6th Circuit limits the use of illegal income sentencing enhancement for tax evasion
Decided on March 6, 2013, the 6th Circuit’s decision in The United States v. Smith further clarifies the limits to the “illegal income” sentencing enhancement for tax evasion. In Smith, the defendant was convicted for a tax evasion scheme where he failed to report income earned from his insurance business. The scheme was discovered by the IRS agent when he compared the tax returns filed by the defendant to un-submitted tax forms sent to a bank for the purpose of obtaining a loan.
The defendant’s sentence was increased for failing to report illegal income. The defendant had been engaged in “rebating” which is a civil offense in Tennessee. Rebating occurs when an insurance agent induces an individual to purchase a policy by promising to return to them a portion of the premium. Rebating is considered an unfair trade practice in Tennessee, but it is not considered a criminal activity. The defendant was found guilty by Tennessee regulatory authorities of rebating and revoked Smith’s license.
Since it was not considered illegal under Tennessee law, the defendant argued that it was improper to classify rebating as illegally obtained income and increase his sentence. In response, the government argued that under federal law, rebating constituted wire fraud and was sufficient to qualify as illegally obtained income. The government argued that the insurance companies would not have allowed Smith to sell policies had they known that he engaged in rebating, and this constituted wire fraud.

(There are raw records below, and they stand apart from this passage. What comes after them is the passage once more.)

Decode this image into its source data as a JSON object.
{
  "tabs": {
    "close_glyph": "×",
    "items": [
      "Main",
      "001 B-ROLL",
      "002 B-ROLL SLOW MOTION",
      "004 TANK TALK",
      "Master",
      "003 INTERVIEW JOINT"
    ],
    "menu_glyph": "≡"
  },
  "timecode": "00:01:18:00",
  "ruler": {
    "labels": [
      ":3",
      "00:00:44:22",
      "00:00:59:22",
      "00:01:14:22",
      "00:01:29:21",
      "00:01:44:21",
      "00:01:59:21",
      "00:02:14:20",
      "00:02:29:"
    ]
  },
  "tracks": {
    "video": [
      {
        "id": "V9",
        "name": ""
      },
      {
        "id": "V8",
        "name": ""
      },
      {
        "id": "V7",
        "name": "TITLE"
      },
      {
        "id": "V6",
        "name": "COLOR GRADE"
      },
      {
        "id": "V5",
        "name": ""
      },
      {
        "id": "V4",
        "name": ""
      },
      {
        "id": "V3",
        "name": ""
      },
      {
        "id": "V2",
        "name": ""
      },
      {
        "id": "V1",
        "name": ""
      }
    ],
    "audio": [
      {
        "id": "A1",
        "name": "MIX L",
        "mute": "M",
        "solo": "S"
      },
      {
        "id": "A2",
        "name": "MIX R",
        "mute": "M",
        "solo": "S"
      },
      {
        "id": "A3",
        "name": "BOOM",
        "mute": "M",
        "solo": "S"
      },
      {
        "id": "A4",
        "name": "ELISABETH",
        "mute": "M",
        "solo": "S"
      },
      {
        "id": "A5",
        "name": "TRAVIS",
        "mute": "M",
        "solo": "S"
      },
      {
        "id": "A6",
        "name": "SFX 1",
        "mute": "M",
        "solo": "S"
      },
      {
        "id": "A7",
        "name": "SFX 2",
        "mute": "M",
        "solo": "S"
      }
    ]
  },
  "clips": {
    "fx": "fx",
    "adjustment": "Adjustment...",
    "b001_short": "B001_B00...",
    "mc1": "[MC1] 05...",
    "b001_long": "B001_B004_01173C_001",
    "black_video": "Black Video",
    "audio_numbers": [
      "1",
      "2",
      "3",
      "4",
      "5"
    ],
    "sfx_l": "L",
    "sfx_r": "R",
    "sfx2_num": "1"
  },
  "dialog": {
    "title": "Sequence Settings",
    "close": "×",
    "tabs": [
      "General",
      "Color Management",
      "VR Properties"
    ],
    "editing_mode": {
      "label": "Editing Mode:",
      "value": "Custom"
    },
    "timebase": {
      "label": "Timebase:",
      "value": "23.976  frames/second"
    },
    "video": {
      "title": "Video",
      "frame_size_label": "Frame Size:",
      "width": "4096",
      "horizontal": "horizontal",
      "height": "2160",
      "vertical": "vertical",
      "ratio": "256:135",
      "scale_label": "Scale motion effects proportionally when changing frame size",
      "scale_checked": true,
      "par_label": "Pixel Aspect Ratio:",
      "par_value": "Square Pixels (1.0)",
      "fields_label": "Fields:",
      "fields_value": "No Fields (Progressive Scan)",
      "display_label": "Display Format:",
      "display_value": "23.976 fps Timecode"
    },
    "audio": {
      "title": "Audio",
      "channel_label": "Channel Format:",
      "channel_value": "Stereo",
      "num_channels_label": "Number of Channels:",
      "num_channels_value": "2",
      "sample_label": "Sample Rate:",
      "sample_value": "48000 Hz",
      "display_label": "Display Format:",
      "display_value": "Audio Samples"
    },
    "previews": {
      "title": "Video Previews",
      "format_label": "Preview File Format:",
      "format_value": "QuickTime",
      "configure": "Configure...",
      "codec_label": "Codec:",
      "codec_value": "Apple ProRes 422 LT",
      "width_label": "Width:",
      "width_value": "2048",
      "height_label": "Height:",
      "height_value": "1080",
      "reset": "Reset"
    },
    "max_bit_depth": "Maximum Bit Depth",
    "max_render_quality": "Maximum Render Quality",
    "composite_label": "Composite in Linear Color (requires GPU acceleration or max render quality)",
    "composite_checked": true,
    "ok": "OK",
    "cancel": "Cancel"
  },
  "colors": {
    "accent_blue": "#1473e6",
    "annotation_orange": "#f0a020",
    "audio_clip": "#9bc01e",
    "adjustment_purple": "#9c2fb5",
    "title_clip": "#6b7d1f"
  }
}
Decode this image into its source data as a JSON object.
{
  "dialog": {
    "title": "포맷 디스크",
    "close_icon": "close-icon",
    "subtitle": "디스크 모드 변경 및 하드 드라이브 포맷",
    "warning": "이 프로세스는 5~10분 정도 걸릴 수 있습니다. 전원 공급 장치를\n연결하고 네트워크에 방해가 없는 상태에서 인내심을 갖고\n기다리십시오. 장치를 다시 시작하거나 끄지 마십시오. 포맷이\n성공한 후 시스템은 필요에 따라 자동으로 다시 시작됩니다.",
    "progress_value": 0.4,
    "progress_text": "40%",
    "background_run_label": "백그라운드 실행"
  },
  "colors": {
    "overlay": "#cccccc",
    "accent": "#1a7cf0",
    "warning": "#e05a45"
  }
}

The District Court agreed and imposed the sentencing enhancement. But the Appeals Court reversed, finding that the non-payments were insufficiently linked to the rebating conduct and insufficient evidence demonstrating that rebating qualified as wire fraud under federal law. The 6th circuit was found that no authority supported the argument that rebating constituted wire fraud. And even if rebating had qualified as wire fraud, there was not a sufficient finding relating the practice of rebating to the defendant’s unreported income. Merely proving that the defendant engaged in illegal conduct in addition to evading his income taxes was not sufficient for the sentencing enhancement. The court ruled that the illegal activity must be demonstrated to have generated the income that the defendant failed to report.